Страдая вдобавок хроническим оптимизмом, он вознамерился подтолкнуть Чечню к западной цивилизации, то есть наводнить ее разноцветными колготками, с каковою целью задумал учредить в Грозном чулочную фабрику в здании пустующей синагоги. Это, в свою очередь, совпало по времени с концом активности инструментального ансамбля Хаима Исраелова по причине повального переселения аудитории в библейские края. Между тем, инерция служения родному народу, пусть уже и отсутствующему, подсказала заскучавшим музыкантам отчаянный план.

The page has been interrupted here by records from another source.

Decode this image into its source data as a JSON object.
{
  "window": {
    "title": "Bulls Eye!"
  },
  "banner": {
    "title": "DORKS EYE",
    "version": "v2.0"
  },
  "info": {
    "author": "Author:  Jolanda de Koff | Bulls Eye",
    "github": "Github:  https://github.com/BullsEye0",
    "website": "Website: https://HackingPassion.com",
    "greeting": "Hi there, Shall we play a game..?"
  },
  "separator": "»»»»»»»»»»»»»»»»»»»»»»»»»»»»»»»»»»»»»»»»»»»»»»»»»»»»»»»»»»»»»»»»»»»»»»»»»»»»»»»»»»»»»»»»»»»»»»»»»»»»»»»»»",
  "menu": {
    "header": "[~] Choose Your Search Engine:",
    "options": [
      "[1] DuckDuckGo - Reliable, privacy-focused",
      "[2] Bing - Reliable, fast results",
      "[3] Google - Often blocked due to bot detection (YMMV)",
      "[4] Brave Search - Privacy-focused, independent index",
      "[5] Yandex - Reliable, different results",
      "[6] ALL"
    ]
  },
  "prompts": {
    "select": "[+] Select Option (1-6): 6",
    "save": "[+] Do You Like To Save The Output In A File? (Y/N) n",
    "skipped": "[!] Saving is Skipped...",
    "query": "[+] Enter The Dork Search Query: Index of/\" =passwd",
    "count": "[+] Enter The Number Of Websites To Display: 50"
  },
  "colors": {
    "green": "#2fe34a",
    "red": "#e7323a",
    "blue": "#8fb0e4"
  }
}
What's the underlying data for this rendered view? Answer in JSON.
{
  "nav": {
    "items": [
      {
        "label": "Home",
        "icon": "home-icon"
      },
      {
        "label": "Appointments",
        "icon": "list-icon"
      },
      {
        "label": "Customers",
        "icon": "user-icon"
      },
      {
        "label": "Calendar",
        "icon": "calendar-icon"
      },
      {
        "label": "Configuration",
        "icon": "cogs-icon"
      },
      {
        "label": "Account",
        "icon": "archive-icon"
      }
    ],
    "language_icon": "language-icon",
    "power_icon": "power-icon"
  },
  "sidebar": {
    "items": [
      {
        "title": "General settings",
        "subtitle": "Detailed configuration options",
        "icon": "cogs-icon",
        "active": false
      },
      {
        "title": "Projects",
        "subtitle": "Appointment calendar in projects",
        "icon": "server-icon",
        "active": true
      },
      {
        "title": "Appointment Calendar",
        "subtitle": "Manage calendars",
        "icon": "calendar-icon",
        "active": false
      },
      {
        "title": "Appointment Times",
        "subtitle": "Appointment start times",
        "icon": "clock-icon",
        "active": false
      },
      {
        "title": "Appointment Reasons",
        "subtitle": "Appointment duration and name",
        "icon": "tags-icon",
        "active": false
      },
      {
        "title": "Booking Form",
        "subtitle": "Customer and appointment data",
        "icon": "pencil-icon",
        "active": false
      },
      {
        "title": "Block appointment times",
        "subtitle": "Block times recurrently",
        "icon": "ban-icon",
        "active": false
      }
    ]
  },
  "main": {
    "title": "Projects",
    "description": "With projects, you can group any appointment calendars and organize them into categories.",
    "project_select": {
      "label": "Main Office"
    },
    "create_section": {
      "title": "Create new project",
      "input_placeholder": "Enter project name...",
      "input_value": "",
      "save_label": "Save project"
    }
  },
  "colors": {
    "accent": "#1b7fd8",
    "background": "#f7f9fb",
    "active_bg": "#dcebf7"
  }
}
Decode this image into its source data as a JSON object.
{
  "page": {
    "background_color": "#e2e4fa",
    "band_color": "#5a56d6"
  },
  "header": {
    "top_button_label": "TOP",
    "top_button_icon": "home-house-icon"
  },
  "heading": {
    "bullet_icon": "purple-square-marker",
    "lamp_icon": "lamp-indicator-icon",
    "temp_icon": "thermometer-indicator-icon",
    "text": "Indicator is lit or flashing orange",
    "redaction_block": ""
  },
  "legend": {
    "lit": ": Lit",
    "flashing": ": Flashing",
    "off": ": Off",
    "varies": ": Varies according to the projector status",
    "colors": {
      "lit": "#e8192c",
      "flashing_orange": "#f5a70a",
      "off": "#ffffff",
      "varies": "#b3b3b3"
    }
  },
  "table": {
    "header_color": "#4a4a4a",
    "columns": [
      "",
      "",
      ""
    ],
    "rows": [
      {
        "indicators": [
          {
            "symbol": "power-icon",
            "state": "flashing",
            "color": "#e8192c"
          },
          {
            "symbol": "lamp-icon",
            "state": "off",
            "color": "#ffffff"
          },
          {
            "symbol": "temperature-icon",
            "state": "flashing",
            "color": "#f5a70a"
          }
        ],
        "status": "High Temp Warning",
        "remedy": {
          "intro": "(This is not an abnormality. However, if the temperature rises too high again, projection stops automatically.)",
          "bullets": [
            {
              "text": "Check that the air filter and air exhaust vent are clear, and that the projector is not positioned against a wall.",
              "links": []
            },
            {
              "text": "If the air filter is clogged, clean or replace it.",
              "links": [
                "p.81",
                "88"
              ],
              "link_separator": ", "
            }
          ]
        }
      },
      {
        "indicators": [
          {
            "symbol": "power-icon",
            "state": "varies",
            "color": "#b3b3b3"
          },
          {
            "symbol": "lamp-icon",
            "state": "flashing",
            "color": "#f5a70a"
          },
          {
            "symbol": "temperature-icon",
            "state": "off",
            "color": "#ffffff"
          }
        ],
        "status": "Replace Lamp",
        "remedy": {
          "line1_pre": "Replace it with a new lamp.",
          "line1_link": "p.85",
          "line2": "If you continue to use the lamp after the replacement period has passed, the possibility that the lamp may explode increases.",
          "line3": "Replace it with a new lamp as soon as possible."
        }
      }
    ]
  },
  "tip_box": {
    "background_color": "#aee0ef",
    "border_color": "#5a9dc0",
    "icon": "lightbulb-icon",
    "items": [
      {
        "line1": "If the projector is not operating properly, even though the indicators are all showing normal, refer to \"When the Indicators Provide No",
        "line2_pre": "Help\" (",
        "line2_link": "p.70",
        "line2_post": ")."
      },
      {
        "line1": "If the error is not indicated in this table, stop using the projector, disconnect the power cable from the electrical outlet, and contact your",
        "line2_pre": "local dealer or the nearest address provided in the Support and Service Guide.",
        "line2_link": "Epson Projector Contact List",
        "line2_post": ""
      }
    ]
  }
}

Хотя родился он в хаимовой голове, — даже Ричард, не доверявший ей ввиду ее минимальной отдаленности от нижней половины туловища, пришел в восторг и уподобил этот план идее, которая в свое время обессмертила, если верить «Голосу Израиля», защитников легендарной Мосадской крепости от варваров.
В то самое мгновение три года назад, когда привратник синагоги дочитывал врученный ему Арсануковым приказ о «переоборудовании непосещаемого религиозного помещения в предприятие легкой промышленности», а из крытой брезентом пятитонки выєсыпали румяные грузчики, вооруженные молотками и ремнями, предназначенными для расчленения и эвакуации синагогальной утвари, — в этот же самый момент на рассвете к этому непосещаемому религиозному помещению, не переставая гудеть ржавым, но требовательным голосом, подкатил со включенными фарами и тормознул с протяжным скрипом старомодный автобус с выбитыми окнами и дверцей. Как только он перестал гудеть, а взбитое им густое облако из сизого дыма и желтого песка рассеялось, председатель Арсануков обнаружил перед собой, на подножке автобуса, еврейского старика в горской папахе. Не спускаясь на землю, чтобы не лишиться возможности смотреть на баснописца в упор, старик сообщил ему свое имя, а потом кивнул через плечо и заявил, что привез с собой миньян, восемь богомольцев, принявших решение оставить собственные жилища и поселиться в синагоге, которой они — плюс привратник плюс он сам лично — возвращают, стало быть, статус «посещаемого религиозного помещения», а посему требуют, чтобы посторонние в лице председателя плюс его румяных грузчиков, немедленно удалились.
Хаим Исраелов смутил Арсанукова не столько твердостью заявления, сколько собственным видом: несмотря на крохотный объем, это проступившее из клуб дыма и пыли еврейское существо внушило баснописцу необъяснимое беспокойство, из которого рождается страх. Обладая поэтической натурой, председатель почувствовал, что Хаим провел жизнь не в жалобах на нее, а в спокойном ею наслаждении, отчего, в отличие от нависшего над ним в дверях длинного старика, назвавшегося англо-саксонским именем Ричард, он обладал одутловатыми щеками без единой морщинки и взглядом человека, уверенного в праве на долгожительство.